Software was expected to trump hardware at this year’s MWC, with new mobile functionalities of greater interest to analysts than standardised touchscreen designs. As it transpired, the bigger stories surrounded the look and feel of new products as a variety of tech giants sought to nail down their credentials as aspirational lifestyle brands.

Of course there was media interest in Samsung’s newest operating features like wireless charging and Samsung Pay. But most of the mainstream coverage of the Samsung S6 and S6 edge focused on the brand’s new premium design that eschews its former use of plastic in favour of sleek glass and metal, as well as curved screen edges on the S6 edge. In its ongoing attempts to drive brand affinity at the expense of Apple, Samsung put this new design approach at the heart of its MWC promotional activities.

In the smartwatch arena, meanwhile, Huawei and LG both grabbed the headlines for launching products that hide their internet connectivity behind traditional high-end watch designs.

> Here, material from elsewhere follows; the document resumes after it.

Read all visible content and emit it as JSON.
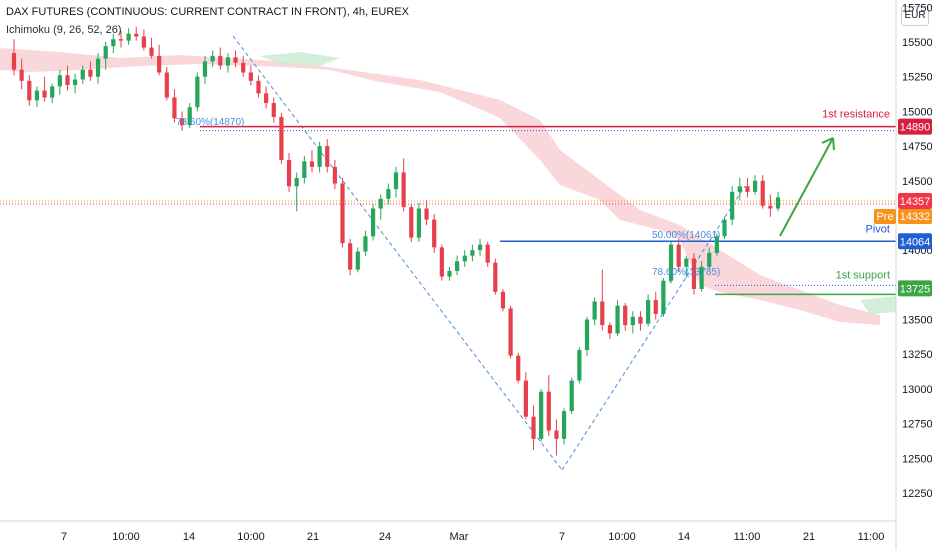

As the wearables market expands, the ability to convince consumers that products are fashionable and socially acceptable will be a key battleground.

Even back-end technology providers are keen to offer a more presentable face to the public as their opportunities to diversify expand. Microchip manufacturer MediaTek exhibited new applications for its technology at MWC, including a pair of connected children’s shoes that are set to go on sale in China later this year to allow parents to keep track of their kids.

The company is planning a major investment in social media in order to expand its communications, said director of branding Patrik Persson, who argued that as technology proliferates, all brands will become more visible to the wider world.

“It’s no longer about being business-to-business or business-to-consumer,” he said. “It’s about being business-to-people.”